Vero, risponderei, perché una immediata esternalità positiva si potrebbe anche produrre. Di fatto però, si andrà a indebolire ancora la contrattazione collettiva: per forza di cose accadrà perché un elemento fondamentale della trattativa sarà oggetto di legislazione, peraltro ricorrente ed esposto ad aggiornamenti, e dunque lo sguardo del tavolo di confronto sarà fisiologicamente rivolto altrove. Sarà così. La soluzione potrebbe essere nell’attuazione del 39 della Costituzione? Non saprei, si apre un altro capitolo: il rischio di “normalizzare” il variegato panorama sindacale italiano è alto e spesso sono le piccole organizzazioni a pungolare i giganti dormienti, ma potremo eventualmente parlarne.
Tornando a noi, alla luce del fatto che il problema salariale nel Paese si è creato principalmente a causa dell’indebolimento del potere contrattuale del fronte del lavoro, ve la sentite di indebolire ulteriormente la trattativa? E non mi rispondete con la solita storia del sindacato indegno perché sullo schifo che regge i sindacati italiani ho scritto decine di volte e sono perfettamente d’accordo: ma non è lanciando la palla in tribuna che la sfanghiamo.
Vi esorto a considerare due posizioni: Bonomi ha detto che l’introduzione del salario minimo legale lascia indifferente Confindustria. Penso basti questo: gli industriali italiani, sensibilissimi alla minimizzazione del costo del lavoro, se ne fregano del salario minimo legale. Visco, poi, che a più riprese si è detto preoccupato circa i rischi connessi alle dinamiche prezzi/salari e dunque favorevole al contenimento dei secondi, ha dichiarato il suo apprezzamento verso l’idea del salario minimo legale. Secondo voi chi è più sveglio: Bonomi è Visco da un lato o Landini e Schlein dall’altro?

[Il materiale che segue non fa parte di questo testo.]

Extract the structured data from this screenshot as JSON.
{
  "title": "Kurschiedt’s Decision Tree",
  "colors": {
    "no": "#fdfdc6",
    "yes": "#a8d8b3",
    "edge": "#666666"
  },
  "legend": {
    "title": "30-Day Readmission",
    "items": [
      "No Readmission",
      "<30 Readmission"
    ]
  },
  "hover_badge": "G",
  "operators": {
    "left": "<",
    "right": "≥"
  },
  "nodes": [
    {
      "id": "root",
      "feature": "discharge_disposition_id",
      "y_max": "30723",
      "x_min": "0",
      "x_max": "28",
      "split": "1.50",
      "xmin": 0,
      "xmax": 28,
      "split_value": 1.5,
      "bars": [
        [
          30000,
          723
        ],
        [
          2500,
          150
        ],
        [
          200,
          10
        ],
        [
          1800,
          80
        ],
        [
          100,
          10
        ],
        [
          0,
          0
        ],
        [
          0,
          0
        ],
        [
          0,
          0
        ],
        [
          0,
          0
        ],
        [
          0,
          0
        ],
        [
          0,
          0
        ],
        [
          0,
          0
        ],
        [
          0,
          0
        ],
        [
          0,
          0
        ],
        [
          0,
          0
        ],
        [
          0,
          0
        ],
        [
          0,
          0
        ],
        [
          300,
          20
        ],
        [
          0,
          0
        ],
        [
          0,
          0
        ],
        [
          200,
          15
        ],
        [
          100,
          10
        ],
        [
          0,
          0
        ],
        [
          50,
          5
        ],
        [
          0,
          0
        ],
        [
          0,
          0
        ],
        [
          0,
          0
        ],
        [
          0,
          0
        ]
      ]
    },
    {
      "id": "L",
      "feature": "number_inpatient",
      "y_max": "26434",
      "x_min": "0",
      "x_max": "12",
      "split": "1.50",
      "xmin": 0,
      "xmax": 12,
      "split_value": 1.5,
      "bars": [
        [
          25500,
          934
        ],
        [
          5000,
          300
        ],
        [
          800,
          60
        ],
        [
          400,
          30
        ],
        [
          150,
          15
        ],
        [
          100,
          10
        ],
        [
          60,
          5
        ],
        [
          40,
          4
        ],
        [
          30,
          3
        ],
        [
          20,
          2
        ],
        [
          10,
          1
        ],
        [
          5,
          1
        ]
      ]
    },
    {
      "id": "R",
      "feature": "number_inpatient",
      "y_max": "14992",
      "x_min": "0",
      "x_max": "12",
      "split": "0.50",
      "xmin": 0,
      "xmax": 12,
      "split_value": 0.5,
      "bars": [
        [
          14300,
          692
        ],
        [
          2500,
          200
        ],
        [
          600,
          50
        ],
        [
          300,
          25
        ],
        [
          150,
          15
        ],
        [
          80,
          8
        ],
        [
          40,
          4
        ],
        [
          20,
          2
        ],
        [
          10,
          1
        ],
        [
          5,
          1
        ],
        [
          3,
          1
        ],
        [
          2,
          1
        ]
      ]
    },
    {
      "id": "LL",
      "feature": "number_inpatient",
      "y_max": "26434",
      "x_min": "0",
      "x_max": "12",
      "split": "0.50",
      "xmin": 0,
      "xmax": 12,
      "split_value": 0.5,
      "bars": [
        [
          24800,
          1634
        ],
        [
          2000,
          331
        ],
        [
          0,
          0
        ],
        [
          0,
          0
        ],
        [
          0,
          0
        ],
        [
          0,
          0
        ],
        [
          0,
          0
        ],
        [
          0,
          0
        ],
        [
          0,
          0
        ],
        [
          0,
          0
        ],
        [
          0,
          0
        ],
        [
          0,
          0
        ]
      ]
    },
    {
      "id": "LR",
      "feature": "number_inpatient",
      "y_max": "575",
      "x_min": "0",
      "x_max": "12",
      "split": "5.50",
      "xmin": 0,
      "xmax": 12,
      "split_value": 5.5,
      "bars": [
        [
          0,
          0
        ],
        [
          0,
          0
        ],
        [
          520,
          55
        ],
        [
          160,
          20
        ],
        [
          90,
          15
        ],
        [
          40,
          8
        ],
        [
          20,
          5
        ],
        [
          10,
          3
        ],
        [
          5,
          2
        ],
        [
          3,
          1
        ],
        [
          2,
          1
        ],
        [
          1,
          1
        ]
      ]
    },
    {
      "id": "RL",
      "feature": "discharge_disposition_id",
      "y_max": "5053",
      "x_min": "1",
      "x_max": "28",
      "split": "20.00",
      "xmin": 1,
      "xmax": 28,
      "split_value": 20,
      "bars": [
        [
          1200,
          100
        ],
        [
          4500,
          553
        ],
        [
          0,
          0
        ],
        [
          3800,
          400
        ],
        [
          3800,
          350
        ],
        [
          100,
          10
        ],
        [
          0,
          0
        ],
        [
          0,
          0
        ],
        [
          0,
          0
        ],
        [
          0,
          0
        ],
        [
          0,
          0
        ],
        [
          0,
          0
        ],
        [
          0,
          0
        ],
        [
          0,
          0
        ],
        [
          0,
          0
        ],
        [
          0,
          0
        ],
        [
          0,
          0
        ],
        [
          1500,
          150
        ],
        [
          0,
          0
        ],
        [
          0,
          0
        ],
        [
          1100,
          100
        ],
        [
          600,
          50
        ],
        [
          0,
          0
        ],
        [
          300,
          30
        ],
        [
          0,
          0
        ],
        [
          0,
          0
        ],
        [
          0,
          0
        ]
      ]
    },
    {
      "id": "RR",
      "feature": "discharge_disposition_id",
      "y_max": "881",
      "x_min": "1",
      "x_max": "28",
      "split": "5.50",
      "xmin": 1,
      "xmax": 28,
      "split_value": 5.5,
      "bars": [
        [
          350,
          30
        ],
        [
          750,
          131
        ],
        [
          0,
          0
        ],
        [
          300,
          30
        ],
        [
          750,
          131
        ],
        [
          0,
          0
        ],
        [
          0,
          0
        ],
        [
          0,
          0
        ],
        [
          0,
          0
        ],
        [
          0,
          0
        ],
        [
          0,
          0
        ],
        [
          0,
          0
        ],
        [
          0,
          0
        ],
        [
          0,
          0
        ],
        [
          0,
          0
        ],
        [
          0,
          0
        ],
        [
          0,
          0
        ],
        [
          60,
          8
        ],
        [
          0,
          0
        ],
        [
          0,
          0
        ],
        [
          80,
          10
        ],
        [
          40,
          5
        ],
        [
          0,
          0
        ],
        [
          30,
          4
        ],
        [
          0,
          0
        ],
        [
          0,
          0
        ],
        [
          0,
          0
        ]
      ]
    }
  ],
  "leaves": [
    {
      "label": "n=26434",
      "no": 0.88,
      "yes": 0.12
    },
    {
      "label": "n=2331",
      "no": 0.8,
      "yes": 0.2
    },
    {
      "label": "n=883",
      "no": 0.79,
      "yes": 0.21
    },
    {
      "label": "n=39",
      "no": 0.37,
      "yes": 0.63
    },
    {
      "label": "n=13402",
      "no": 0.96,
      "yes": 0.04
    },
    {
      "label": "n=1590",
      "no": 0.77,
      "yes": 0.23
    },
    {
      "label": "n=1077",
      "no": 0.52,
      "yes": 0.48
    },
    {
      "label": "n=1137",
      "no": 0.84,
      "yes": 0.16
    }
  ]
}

La politica dà e la politica toglie: ve la sentite voi di firmare questa cambiale in bianco in favore di chi per almeno trent’anni ha ampiamente dimostrato di perseguire un’agenda autenticamente neoliberale? Sicuri che non ci sia una fregatura sotto?
La direttiva europea, a più riprese citata in questi mesi, è una zozzeria: indica la produttività come parametro principe per la determinazione del salario minimo e autorizza gli stati a operare trattenute, anche per singoli settori, che portino al di sotto di tale soglia in casi emergenziali, urgenti: non vi ricorda nulla?
E tutto questo senza nemmeno entrare nel merito dello strumento, che andrebbe visto e strutturato in maniera adeguata e approfondita. Come pure nulla sto dicendo del fatto che non di sola retribuzione campiamo: lo stato sociale? Pure quello è stato destrutturato a causa della fine della partecipazione democratica del lavoro, sia nel «piccolo» stato, l’impresa, che nel «grande stato», il paese (per citare e ricordare il compianto maestro, Umberto Romagnoli).
Non vi illudete: solo i lavoratori possono salvare i lavoratori e solo il lavoro può salvare il lavoro. Il resto finirà come l’articolo 18: prima ce lo danno e poi ce lo tolgono quando siamo più deboli.
Il rischio che vedo addensarsi è quello di un indebolimento ulteriore della contrattazione collettiva che potrebbe essere un ottimo preludio a ulteriori attacchi nei confronti del mondo del lavoro: attacchi dai quali sarebbe ancora più complicato difendersi. Occhio.